THE FUTURE of the PKO cultural centre on the north bank of the Danube River in Bratislava is at the heart of a contentious dispute between the city council and the Henbury Development company – which believes it legally purchased the land on which PKO stands and wants to demolish the existing structures and build a new multi-functional complex.

Demolition of the PKO building had started but was then stopped.(Source: Sme-V. Šimíček)

THE FUTURE of the PKO cultural centre on the north bank of the Danube River in Bratislava is at the heart of a contentious dispute between the city council and the Henbury Development company – which believes it legally purchased the land on which PKO stands and wants to demolish the existing structures and build a new multi-functional complex.

The PKO buildings were constructed in the 1950s during the communist regime but are remembered fondly by many Bratislavans as a legendary venue of cultural, social and commercial events. Building conservationists also claim that at least some parts of the PKO complex are historically and architecturally valuable.
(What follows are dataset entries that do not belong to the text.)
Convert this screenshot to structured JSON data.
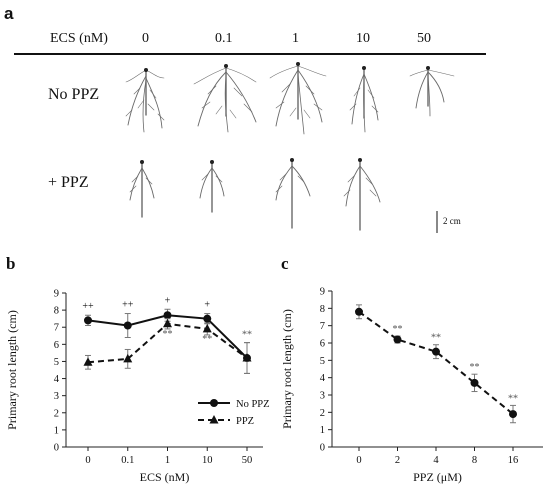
{
  "panel_a": {
    "letter": "a",
    "header_label": "ECS (nM)",
    "conc_labels": [
      "0",
      "0.1",
      "1",
      "10",
      "50"
    ],
    "row_labels": [
      "No PPZ",
      "+ PPZ"
    ],
    "scale_bar_label": "2 cm"
  },
  "chart_data": [
    {
      "panel": "b",
      "type": "line",
      "categories": [
        "0",
        "0.1",
        "1",
        "10",
        "50"
      ],
      "xlabel": "ECS (nM)",
      "ylabel": "Primary root length (cm)",
      "ylim": [
        0,
        9
      ],
      "yticks": [
        "0",
        "1",
        "2",
        "3",
        "4",
        "5",
        "6",
        "7",
        "8",
        "9"
      ],
      "series": [
        {
          "name": "No PPZ",
          "values": [
            7.4,
            7.1,
            7.7,
            7.5,
            5.2
          ],
          "err": [
            0.3,
            0.7,
            0.35,
            0.3,
            0.9
          ],
          "marker": "circle",
          "dash": "solid"
        },
        {
          "name": "PPZ",
          "values": [
            4.95,
            5.15,
            7.2,
            6.9,
            5.2
          ],
          "err": [
            0.4,
            0.55,
            0.3,
            0.35,
            0.9
          ],
          "marker": "triangle",
          "dash": "dashed"
        }
      ],
      "annotations_top": [
        "++",
        "++",
        "+",
        "+",
        ""
      ],
      "annotations_star": [
        "",
        "",
        "**",
        "**",
        "**"
      ],
      "legend_position": "bottom-right"
    },
    {
      "panel": "c",
      "type": "line",
      "categories": [
        "0",
        "2",
        "4",
        "8",
        "16"
      ],
      "xlabel": "PPZ (μM)",
      "ylabel": "Primary root length (cm)",
      "ylim": [
        0,
        9
      ],
      "yticks": [
        "0",
        "1",
        "2",
        "3",
        "4",
        "5",
        "6",
        "7",
        "8",
        "9"
      ],
      "series": [
        {
          "values": [
            7.8,
            6.2,
            5.5,
            3.7,
            1.9
          ],
          "err": [
            0.4,
            0.2,
            0.4,
            0.5,
            0.5
          ],
          "marker": "circle",
          "dash": "dashed"
        }
      ],
      "annotations_star": [
        "",
        "**",
        "**",
        "**",
        "**"
      ]
    }
  ]
}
In 2010 former Bratislava mayor Andrej Ďurkovský signed a contract with Henbury permitting the company to demolish the current buildings and construct new ones. However, the current city council elected in November last year claims that the past mayor overstepped his powers by signing the contract, saying that the mayor did not have the consent of the city council and that the council did not even know about the contract.

Henbury, through its lawyer Alexander Kadela, has accused Bratislava of deliberately misleading the company, the SITA newswire reported, while the city’s spokesman, Ľubomír Andrassy, responded that the city’s legal opinion is that all contracts with Henbury are invalid. Kadela then reacted at a press conference that if the contracts are invalid then someone must be held responsible for the damage caused to Henbury.
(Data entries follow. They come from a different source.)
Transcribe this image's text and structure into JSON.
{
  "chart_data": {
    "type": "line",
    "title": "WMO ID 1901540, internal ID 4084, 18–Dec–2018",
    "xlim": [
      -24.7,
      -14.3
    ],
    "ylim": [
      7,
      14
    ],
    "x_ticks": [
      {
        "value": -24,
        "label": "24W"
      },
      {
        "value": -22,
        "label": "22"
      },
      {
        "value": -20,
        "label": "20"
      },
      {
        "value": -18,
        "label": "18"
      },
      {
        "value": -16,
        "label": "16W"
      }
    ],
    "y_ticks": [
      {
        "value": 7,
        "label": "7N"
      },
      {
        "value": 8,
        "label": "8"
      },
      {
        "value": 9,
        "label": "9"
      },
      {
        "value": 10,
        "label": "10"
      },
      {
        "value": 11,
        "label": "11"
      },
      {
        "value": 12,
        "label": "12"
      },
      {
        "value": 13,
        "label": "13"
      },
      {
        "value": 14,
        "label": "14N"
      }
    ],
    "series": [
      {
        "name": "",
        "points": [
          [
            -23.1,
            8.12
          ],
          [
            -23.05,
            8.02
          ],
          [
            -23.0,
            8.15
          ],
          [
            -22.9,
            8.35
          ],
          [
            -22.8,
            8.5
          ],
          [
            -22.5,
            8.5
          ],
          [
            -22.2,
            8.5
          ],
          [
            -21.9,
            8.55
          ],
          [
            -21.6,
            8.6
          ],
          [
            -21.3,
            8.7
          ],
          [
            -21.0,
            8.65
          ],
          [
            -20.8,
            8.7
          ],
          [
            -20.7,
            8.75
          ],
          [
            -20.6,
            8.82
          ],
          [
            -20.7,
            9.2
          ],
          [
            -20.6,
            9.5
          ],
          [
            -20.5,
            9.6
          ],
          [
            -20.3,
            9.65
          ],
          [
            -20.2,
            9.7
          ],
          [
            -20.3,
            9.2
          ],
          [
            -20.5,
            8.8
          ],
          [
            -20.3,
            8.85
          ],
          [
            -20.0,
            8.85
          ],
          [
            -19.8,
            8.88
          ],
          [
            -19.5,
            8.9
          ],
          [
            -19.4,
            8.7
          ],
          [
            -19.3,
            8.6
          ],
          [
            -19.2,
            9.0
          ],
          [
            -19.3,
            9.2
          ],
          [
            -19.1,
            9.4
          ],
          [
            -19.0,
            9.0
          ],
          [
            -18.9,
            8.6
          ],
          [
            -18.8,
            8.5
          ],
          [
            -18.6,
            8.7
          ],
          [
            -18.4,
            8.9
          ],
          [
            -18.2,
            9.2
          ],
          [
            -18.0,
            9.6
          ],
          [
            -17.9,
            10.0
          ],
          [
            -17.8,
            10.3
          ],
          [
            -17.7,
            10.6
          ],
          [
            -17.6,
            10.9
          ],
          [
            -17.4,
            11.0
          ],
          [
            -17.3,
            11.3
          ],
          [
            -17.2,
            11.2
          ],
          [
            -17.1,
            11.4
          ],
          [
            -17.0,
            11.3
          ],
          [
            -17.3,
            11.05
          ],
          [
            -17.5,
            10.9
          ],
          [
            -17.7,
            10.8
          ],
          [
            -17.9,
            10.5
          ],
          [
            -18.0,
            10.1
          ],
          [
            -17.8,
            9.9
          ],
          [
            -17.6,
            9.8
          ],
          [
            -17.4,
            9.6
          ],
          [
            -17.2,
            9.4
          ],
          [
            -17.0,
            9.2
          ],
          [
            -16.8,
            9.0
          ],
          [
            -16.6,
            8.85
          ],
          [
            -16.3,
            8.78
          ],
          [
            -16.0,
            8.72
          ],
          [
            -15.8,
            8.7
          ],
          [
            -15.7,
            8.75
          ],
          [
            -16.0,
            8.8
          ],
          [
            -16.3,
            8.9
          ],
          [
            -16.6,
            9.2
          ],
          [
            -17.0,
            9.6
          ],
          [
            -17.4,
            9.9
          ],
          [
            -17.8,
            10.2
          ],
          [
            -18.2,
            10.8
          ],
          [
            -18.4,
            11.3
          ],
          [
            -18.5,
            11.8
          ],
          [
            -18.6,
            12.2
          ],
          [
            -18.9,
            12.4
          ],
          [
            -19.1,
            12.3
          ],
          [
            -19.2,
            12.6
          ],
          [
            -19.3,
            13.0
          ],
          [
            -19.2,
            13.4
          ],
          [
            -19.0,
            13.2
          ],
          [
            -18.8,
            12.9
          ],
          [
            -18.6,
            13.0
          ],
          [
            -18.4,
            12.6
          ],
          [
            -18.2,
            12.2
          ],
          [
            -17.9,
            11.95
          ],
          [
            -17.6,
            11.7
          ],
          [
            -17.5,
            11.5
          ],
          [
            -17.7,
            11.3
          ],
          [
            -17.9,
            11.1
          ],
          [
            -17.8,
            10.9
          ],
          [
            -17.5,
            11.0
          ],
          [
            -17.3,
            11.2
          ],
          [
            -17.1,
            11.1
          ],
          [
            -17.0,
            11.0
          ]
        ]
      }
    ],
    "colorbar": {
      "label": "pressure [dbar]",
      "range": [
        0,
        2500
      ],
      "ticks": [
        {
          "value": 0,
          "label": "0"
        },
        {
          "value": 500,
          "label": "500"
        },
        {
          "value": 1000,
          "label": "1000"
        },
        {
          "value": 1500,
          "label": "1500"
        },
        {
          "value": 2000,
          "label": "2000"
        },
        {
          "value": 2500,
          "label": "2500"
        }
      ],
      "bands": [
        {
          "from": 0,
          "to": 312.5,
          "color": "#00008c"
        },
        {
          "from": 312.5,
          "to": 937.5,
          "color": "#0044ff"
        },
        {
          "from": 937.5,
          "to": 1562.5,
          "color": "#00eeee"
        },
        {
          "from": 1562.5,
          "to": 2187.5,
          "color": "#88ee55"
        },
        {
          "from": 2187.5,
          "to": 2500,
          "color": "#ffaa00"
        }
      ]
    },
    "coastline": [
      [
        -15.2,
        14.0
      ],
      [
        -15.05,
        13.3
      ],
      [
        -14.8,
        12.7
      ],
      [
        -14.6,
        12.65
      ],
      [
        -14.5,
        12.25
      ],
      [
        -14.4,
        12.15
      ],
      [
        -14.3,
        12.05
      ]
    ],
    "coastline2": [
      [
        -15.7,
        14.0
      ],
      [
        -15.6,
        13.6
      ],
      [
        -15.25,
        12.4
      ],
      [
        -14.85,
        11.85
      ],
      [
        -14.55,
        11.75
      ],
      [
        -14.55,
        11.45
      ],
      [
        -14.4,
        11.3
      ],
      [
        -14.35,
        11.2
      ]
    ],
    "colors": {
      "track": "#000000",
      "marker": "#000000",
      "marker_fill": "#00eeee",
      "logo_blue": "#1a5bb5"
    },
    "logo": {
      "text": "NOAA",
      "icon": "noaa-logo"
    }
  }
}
Most recently Henbury announced that it has decided to charge the city rent for using the buildings for their original purpose until the final legal status of the property is resolved. At the same time, Henbury pledged to donate part of the rental income towards cultural and charitable projects for Bratislava residents.
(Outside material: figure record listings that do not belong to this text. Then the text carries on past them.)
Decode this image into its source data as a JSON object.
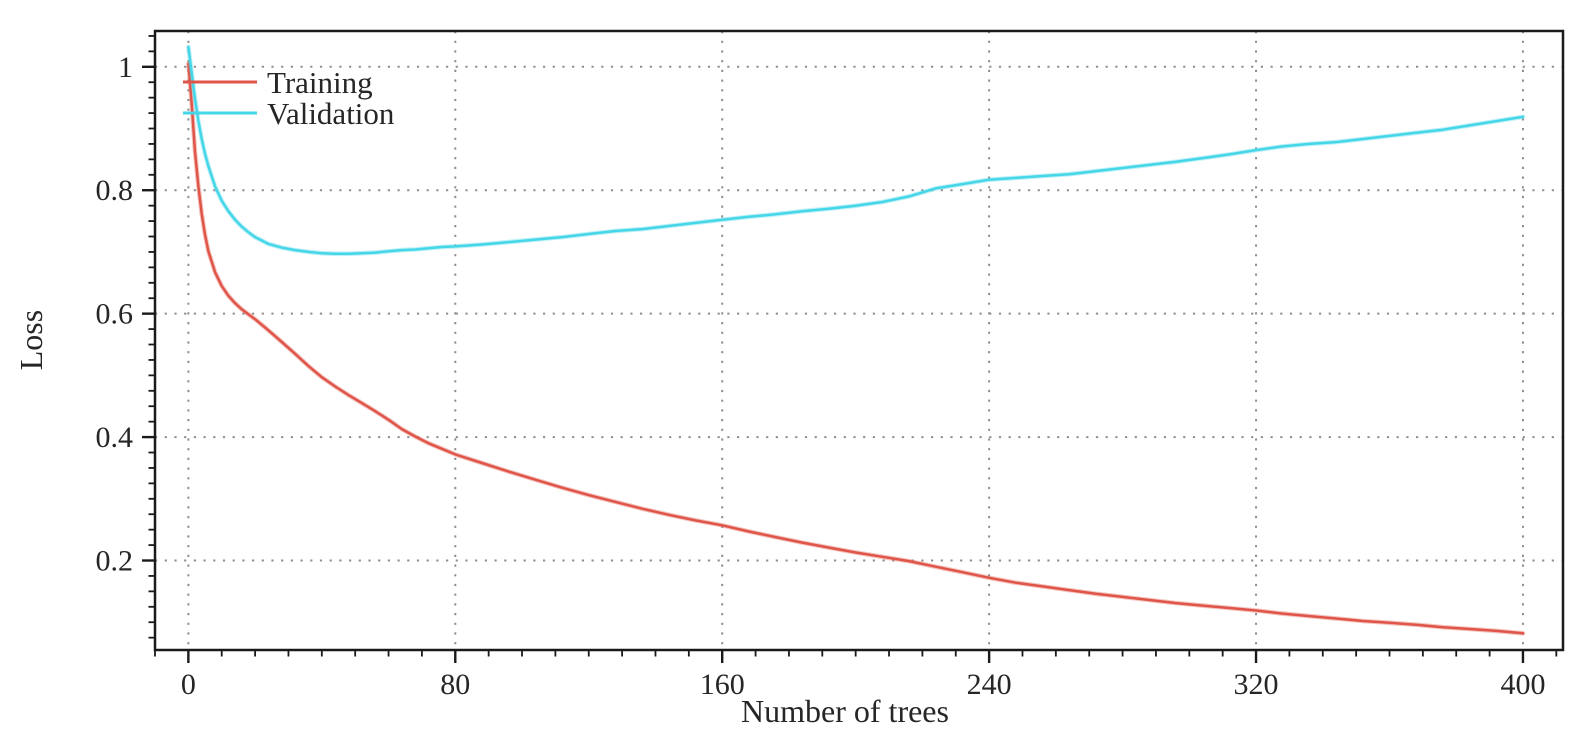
{
  "chart_data": {
    "type": "line",
    "title": "",
    "xlabel": "Number of trees",
    "ylabel": "Loss",
    "xlim": [
      -10,
      412
    ],
    "ylim": [
      0.055,
      1.058
    ],
    "x_major_ticks": [
      0,
      80,
      160,
      240,
      320,
      400
    ],
    "x_major_tick_labels": [
      "0",
      "80",
      "160",
      "240",
      "320",
      "400"
    ],
    "x_minor_tick_step": 10,
    "y_major_ticks": [
      0.2,
      0.4,
      0.6,
      0.8,
      1.0
    ],
    "y_major_tick_labels": [
      "0.2",
      "0.4",
      "0.6",
      "0.8",
      "1"
    ],
    "y_minor_tick_step": 0.025,
    "grid": "dotted-at-major-ticks",
    "grid_color": "#8f8f8f",
    "axis_color": "#1a1a1a",
    "legend_position": "top-left-inside",
    "x": [
      0,
      1,
      2,
      3,
      4,
      5,
      6,
      8,
      10,
      12,
      14,
      16,
      18,
      20,
      24,
      28,
      32,
      36,
      40,
      44,
      48,
      52,
      56,
      60,
      64,
      68,
      72,
      76,
      80,
      88,
      96,
      104,
      112,
      120,
      128,
      136,
      144,
      152,
      160,
      168,
      176,
      184,
      192,
      200,
      208,
      216,
      224,
      232,
      240,
      248,
      256,
      264,
      272,
      280,
      288,
      296,
      304,
      312,
      320,
      328,
      336,
      344,
      352,
      360,
      368,
      376,
      384,
      392,
      400
    ],
    "series": [
      {
        "name": "Training",
        "color": "#e05549",
        "values": [
          1.005,
          0.94,
          0.862,
          0.806,
          0.762,
          0.728,
          0.701,
          0.667,
          0.645,
          0.629,
          0.617,
          0.607,
          0.599,
          0.591,
          0.573,
          0.554,
          0.535,
          0.515,
          0.497,
          0.482,
          0.468,
          0.455,
          0.442,
          0.428,
          0.413,
          0.401,
          0.39,
          0.381,
          0.372,
          0.358,
          0.344,
          0.331,
          0.318,
          0.306,
          0.295,
          0.284,
          0.274,
          0.265,
          0.257,
          0.247,
          0.238,
          0.229,
          0.221,
          0.213,
          0.206,
          0.199,
          0.19,
          0.181,
          0.172,
          0.164,
          0.158,
          0.152,
          0.146,
          0.141,
          0.136,
          0.131,
          0.127,
          0.123,
          0.119,
          0.114,
          0.11,
          0.106,
          0.102,
          0.099,
          0.096,
          0.092,
          0.089,
          0.086,
          0.082
        ]
      },
      {
        "name": "Validation",
        "color": "#45d6e8",
        "values": [
          1.032,
          0.99,
          0.948,
          0.912,
          0.883,
          0.859,
          0.839,
          0.806,
          0.783,
          0.766,
          0.752,
          0.741,
          0.732,
          0.724,
          0.713,
          0.707,
          0.703,
          0.7,
          0.698,
          0.697,
          0.697,
          0.698,
          0.699,
          0.701,
          0.703,
          0.704,
          0.706,
          0.708,
          0.709,
          0.712,
          0.716,
          0.72,
          0.724,
          0.729,
          0.734,
          0.737,
          0.742,
          0.747,
          0.752,
          0.757,
          0.761,
          0.766,
          0.77,
          0.775,
          0.781,
          0.79,
          0.803,
          0.81,
          0.817,
          0.82,
          0.823,
          0.826,
          0.831,
          0.836,
          0.841,
          0.846,
          0.852,
          0.858,
          0.865,
          0.871,
          0.875,
          0.878,
          0.883,
          0.888,
          0.893,
          0.898,
          0.905,
          0.912,
          0.919
        ]
      }
    ]
  }
}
Henbury’s proposed project is called Nové PKO (The New PKO) and the company’s spokesperson, Marta Bujňáková, told SITA that as the owner of the land, Henbury will administer the current buildings until a future plan is agreed upon, adding that Henbury plans a building for cultural events as a part of its new vision but that it bought the land with the clear intention of demolishing the existing structures.

The city’s spokesman said Bratislava wants the land returned to public ownership and for the site to be used as in the past. SITA wrote that no acceptable compromise appears to be in sight and that a lawsuit will likely be filed by the end of April if an agreement is not reached.